Levin Floor Statement on H.J.Res.42
WASHINGTON, D.C. – Rep. Sander Levin (D-MI) today delivered the following remarks on the House Floor in opposition to H.J.Res.42, a bill that would disapprove of an Obama Administration regulation authorizing drug-testing for unemployment insurance beneficiaries:
(Remarks as delivered)
“Mr. Speaker, at the onset of the Great Recession, our unemployment insurance system was completely inadequate. Democrats took the lead, against increasing Republican opposition, to improve the system and to provide unemployment benefits to Americans who lost their jobs through no fault of their own.
“The result was an emergency federal unemployment compensation program, which helped more than 24 million people. Research from a broad array of experts shows these federal UI benefits, in combination with state-provided benefits, saved more than 2 million jobs, prevented 1.4 million home foreclosures, and kept an estimated 5 million Americans out of poverty. In short, a strong unemployment insurance system helped prevent the Great Recession from turning into another Great Depression.
“Today, our unemployment insurance system is again inadequate and totally unprepared to respond to a future recession.

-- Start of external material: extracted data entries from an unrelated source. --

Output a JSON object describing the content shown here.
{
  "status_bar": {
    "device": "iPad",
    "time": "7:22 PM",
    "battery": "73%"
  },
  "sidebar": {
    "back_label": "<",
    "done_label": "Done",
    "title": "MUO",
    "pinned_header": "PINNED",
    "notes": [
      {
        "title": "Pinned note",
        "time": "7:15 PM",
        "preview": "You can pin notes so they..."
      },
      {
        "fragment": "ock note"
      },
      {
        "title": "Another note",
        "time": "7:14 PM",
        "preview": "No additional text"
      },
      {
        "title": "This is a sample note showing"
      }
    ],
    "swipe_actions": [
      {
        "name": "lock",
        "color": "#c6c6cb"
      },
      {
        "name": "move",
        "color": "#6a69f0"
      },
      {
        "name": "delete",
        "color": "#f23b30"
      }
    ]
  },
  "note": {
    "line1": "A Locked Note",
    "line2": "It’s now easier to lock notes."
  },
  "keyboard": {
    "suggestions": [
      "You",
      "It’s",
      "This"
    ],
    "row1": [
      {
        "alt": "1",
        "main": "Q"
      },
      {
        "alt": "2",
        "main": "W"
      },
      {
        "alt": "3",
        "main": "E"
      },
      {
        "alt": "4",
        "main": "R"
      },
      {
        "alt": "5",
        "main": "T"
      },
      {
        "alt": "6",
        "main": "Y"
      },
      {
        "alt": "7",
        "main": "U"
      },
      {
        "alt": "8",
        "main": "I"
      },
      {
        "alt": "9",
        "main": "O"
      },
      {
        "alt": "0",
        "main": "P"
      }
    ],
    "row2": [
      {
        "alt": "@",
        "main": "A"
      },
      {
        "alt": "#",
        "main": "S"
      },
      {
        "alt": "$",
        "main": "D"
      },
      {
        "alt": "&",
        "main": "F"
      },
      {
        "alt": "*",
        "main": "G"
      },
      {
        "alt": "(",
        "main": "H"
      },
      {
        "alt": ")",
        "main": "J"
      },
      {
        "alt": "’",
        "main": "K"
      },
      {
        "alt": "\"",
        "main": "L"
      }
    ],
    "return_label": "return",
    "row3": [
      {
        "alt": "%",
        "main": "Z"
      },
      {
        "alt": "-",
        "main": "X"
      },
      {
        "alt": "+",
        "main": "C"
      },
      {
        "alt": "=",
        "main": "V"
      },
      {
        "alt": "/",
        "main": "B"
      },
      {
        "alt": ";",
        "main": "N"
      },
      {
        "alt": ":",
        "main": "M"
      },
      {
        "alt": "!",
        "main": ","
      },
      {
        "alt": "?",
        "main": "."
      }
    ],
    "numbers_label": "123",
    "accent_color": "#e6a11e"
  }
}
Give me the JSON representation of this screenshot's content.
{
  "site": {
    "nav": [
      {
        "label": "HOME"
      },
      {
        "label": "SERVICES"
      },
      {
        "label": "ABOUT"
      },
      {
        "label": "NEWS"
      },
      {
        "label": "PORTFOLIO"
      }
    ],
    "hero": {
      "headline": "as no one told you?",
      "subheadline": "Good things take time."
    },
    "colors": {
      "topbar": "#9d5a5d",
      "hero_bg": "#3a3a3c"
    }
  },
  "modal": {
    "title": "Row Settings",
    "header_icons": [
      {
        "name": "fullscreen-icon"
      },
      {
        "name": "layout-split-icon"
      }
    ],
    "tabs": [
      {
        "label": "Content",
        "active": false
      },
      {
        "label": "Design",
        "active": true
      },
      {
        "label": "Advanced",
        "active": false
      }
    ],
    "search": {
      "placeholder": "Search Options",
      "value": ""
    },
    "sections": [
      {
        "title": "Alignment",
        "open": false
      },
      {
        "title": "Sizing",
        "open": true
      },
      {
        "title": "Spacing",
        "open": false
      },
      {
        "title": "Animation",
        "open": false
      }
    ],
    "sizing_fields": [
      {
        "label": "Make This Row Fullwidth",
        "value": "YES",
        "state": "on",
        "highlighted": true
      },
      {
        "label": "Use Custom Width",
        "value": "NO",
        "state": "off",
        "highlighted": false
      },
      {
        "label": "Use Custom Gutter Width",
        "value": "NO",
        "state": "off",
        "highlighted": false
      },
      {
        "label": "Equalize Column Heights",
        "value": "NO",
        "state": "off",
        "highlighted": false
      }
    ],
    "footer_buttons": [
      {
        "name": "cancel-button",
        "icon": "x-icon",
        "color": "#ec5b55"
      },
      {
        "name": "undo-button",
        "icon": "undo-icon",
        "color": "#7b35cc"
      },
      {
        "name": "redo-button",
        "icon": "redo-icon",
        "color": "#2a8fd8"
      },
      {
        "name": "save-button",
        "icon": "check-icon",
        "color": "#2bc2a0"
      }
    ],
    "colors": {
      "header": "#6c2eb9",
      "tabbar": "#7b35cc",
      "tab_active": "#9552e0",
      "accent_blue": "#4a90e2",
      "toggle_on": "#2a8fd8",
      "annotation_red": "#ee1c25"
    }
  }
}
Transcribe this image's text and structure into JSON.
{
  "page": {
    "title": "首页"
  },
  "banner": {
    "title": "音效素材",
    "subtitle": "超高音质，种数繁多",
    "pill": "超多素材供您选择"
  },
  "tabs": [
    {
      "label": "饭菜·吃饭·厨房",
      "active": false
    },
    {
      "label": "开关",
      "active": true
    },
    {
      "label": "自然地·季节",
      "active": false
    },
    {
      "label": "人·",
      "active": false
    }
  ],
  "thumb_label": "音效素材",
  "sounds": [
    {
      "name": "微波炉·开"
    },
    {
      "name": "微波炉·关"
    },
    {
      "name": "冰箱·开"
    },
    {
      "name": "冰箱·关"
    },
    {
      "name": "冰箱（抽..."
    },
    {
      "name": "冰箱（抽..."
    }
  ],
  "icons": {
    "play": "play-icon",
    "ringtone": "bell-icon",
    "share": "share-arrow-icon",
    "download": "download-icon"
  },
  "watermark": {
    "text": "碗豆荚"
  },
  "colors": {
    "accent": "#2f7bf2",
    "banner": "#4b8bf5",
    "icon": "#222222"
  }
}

And once again, rather than stepping up with solutions, Republicans answer to working people with a cold shoulder.
“Instead of responding to the deterioration of our unemployment insurance system, Republicans today want to shame and blame Americans who have lost their jobs through no fault of their own, while also violating their constitutional rights.
“Here are the real problems this legislation completely ignores.
1. Only one out of every four jobless Americans now receives unemployment benefits – near a record all-time low.
2. Eight states have cut back on the maximum number of weeks of benefits available for unemployed workers, including my home state of Michigan.
3. The value of UI benefits has declined over time, with 30 states now having maximum UI benefit amounts that are less half of the state’s average weekly wage.
4. The triggers for the federally-funded extended benefits program (EB) are extremely out-of-date, so they do not turn on when unemployment begins to rise significantly.
5. Our nation’s UI system is under-funded, with only 18 states’ funds reaching a minimum level of adequate solvency according to a 2016 DOL report.
6. The federal UI trust funds, which support extended benefits during downturns in the economy, have a deficit of over $8 billion – hurt by the majority’s decision to allow part of the revenue stream to those funds to expire in 2011.
7. Our spending on workforce development as a percentage of GDP is now only one-seventh of its 1979 peak, and since 2010 Republicans in Congress have cut workforce education programs by $400 million. So we are doing less to help the unemployed while they look for work and less to help them prepare for a new job.
“Today’s bill ignores these problems completely and instead attempts to demean those needing help. In discouraging access to unemployment benefits, it reminds me of a massive problem we uncovered in Michigan that involved at least 20,000 (and perhaps many more) UI claimants being wrongly accused of fraud and ordered to pay huge penalties.
“We should be focusing today on ensuring our UI system is ready for the next great challenge, not to mention helping Americans who are seeking work right now. Instead, this majority has brought up this misguided bill, and I urge all Members to oppose it.”